From Keith Woods: We watched the movie “Crash”
last night as part of our larger mission of pushing the discussion down
to the personal, to the visceral. I’d seen the film in the theater
before and remember how anxious it made me feel. This time, I watched
it in Poynter’s amphitheater with a different trepidation.
Not that I was worried about how the
journalists would react, though it’s funny how much more aware you are
of nude scenes or the number of times actors say the f-word (impossible
to count) when people are in your building watching a movie that you
recommended.
My worry, though, was that I would feel
like a sucker, like a lightweight, new arrival to the race
conversation. Because I really liked the film the first time. I thought
it had achieved a measure of profundity you so rarely see in movies about race.

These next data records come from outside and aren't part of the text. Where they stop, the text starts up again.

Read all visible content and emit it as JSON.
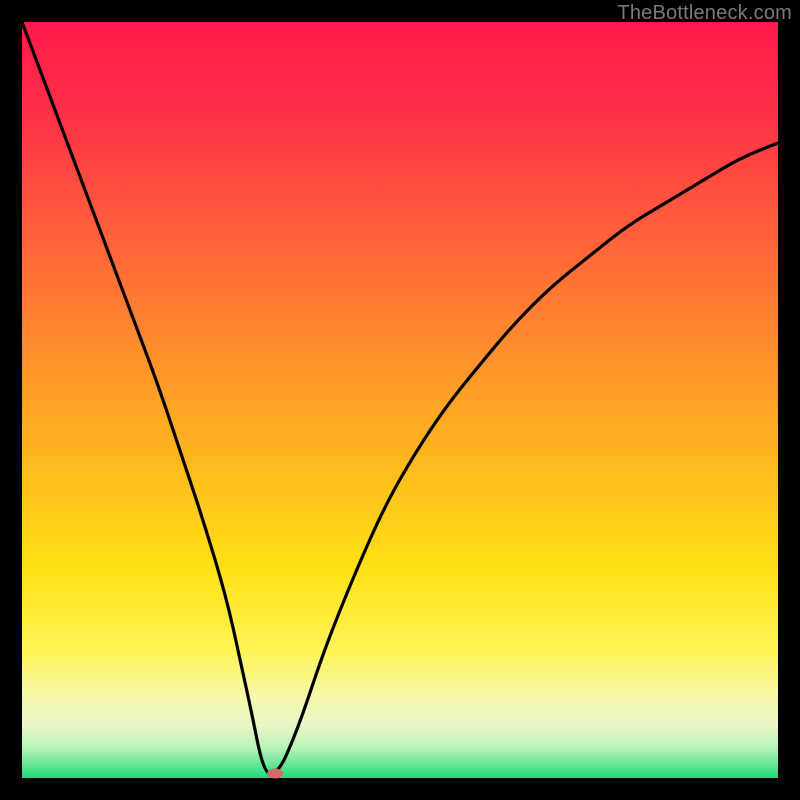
{
  "attribution": "TheBottleneck.com",
  "gradient_stops": [
    {
      "pct": 0,
      "color": "#ff1a4b"
    },
    {
      "pct": 12,
      "color": "#ff2f48"
    },
    {
      "pct": 26,
      "color": "#ff5a3c"
    },
    {
      "pct": 42,
      "color": "#ff8a2e"
    },
    {
      "pct": 58,
      "color": "#ffb81f"
    },
    {
      "pct": 72,
      "color": "#ffe015"
    },
    {
      "pct": 83,
      "color": "#fff453"
    },
    {
      "pct": 89,
      "color": "#f6f9a8"
    },
    {
      "pct": 93,
      "color": "#e9f7c6"
    },
    {
      "pct": 96,
      "color": "#b8f3b8"
    },
    {
      "pct": 98,
      "color": "#6fe89a"
    },
    {
      "pct": 100,
      "color": "#1ddb78"
    }
  ],
  "chart_data": {
    "type": "line",
    "title": "",
    "xlabel": "",
    "ylabel": "",
    "xlim": [
      0,
      100
    ],
    "ylim": [
      0,
      100
    ],
    "series": [
      {
        "name": "bottleneck-curve",
        "x": [
          0,
          3,
          6,
          9,
          12,
          15,
          18,
          21,
          24,
          27,
          29,
          30.5,
          31.5,
          32.3,
          33,
          34,
          35,
          37,
          40,
          44,
          48,
          52,
          56,
          60,
          65,
          70,
          75,
          80,
          85,
          90,
          95,
          100
        ],
        "y": [
          100,
          92,
          84,
          76,
          68,
          60,
          52,
          43,
          34,
          24,
          15,
          8,
          3,
          0.8,
          0.5,
          1.2,
          3,
          8,
          17,
          27,
          36,
          43,
          49,
          54,
          60,
          65,
          69,
          73,
          76,
          79,
          82,
          84
        ]
      }
    ],
    "marker": {
      "x": 33.5,
      "y": 0.6
    },
    "legend": false,
    "grid": false
  }
}
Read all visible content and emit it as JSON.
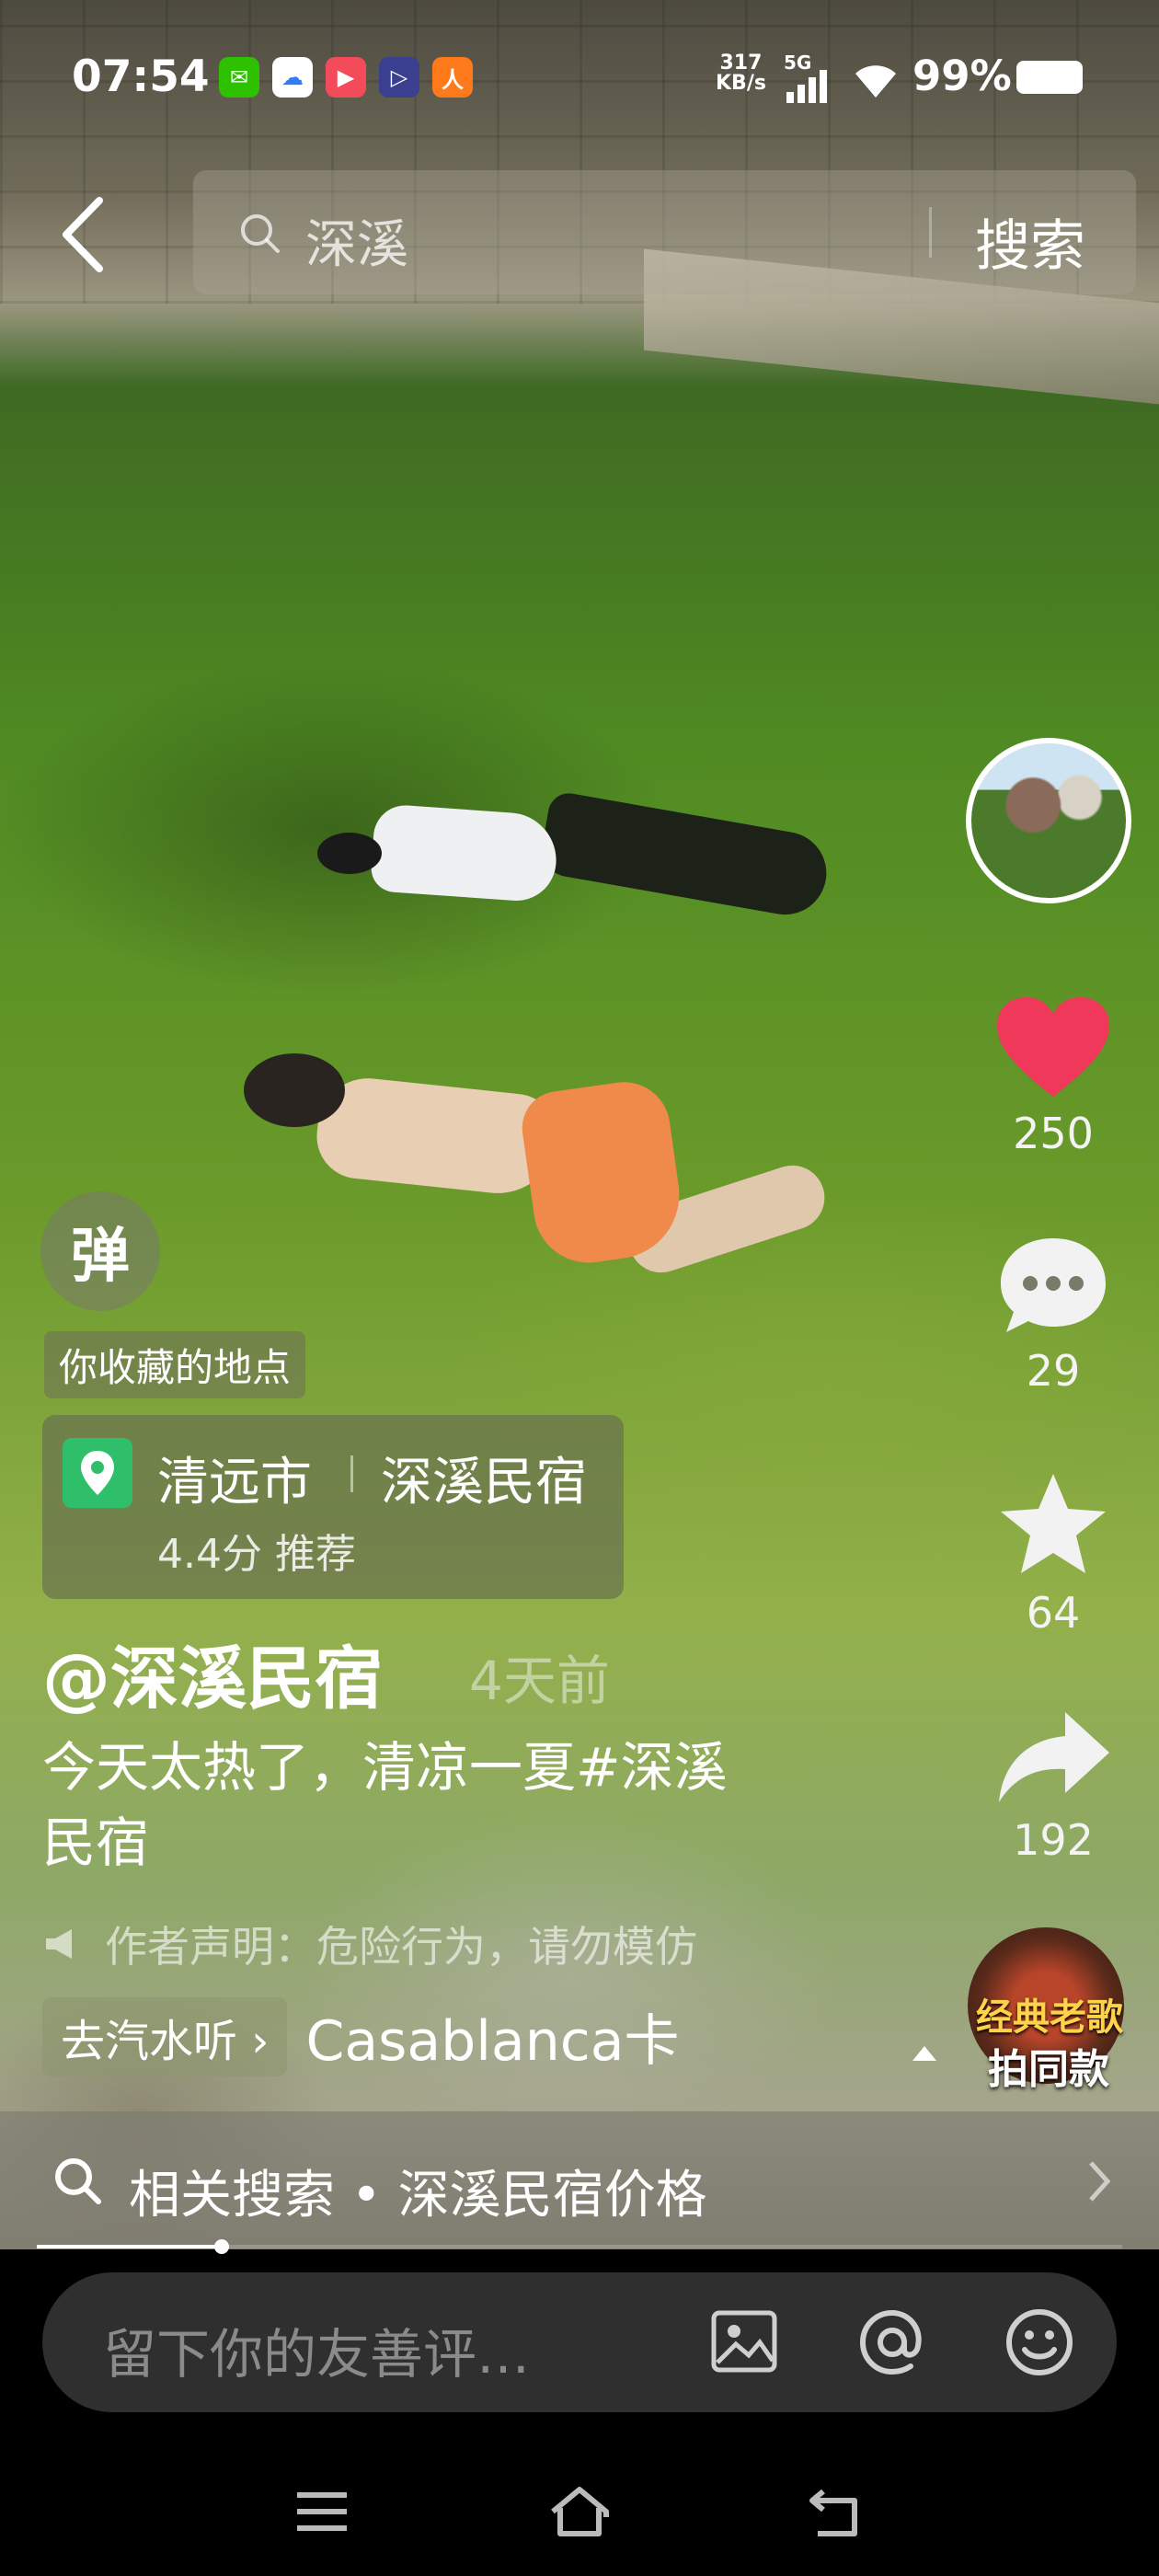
{
  "status_bar": {
    "time": "07:54",
    "net_speed_value": "317",
    "net_speed_unit": "KB/s",
    "network_type": "5G",
    "battery": "99%",
    "app_icons": [
      "wechat-icon",
      "baidu-netdisk-icon",
      "video-app-icon",
      "player-app-icon",
      "orange-app-icon"
    ]
  },
  "search": {
    "query": "深溪",
    "button_label": "搜索"
  },
  "rail": {
    "likes": "250",
    "comments": "29",
    "favorites": "64",
    "shares": "192",
    "like_color": "#f0385a"
  },
  "overlay": {
    "danmu_label": "弹",
    "fav_tag": "你收藏的地点",
    "poi_city": "清远市",
    "poi_name": "深溪民宿",
    "poi_rating": "4.4分 推荐",
    "author": "@深溪民宿",
    "time_ago": "4天前",
    "caption": "今天太热了，清凉一夏#深溪民宿",
    "disclaimer": "作者声明：危险行为，请勿模仿",
    "music_chip": "去汽水听",
    "music_title": "Casablanca卡",
    "disc_label": "经典老歌",
    "same_style_label": "拍同款"
  },
  "related_search": {
    "text": "相关搜索 • 深溪民宿价格"
  },
  "progress": {
    "fraction": 0.17
  },
  "comment": {
    "placeholder": "留下你的友善评…"
  }
}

It was provocative beyond clichés and tricky without being
manipulative. It was angry without being predictable; sentimental but
not maudlin.
Watching it the second time, I waited
for the moment when I’d realize that it wasn’t all that deep after all
– like listening to an old Earth, Wind & Fire song
20 years after puberty. Yet, somehow, knowing how each o the intense
scenes would resolve themselves, I still found myself sitting with
clenched fists and taut shoulder muscles. I still found myself wanting
to stay after the film was over, wanting to talk about the truth
underneath this box office underachiever.
The journalists
in the room sat for the longest time as the credits rolled, as the
lights came up, just sitting. Some left without speaking. One member of
the group said she needed to go back to the hotel room and think a
little while. Others went to a martini bar to get away from thinking.
It’s not often that I’ve seen a movie
that gets deep enough or treats race relations with enough complexity
that I dare offer it to cynical journalists as food for thought. “Smoke Signals” comes to mind. Or “Do The Right Thing” Or “One False Move.”
I think we need these kinds of
provocations to push the conversation about race out of the clouds of
intellectualism — where so many people like to hide — and down to the
personal, where you squirm, hurt, feel. Why? Because it will take
passion and personal commitment, gifts of the gut and the heart, to
bring about true change — whether it’s change in the way we do
journalism or change in the way we run our society.
Keith Woods is dean of faculty at the Poynter Institute.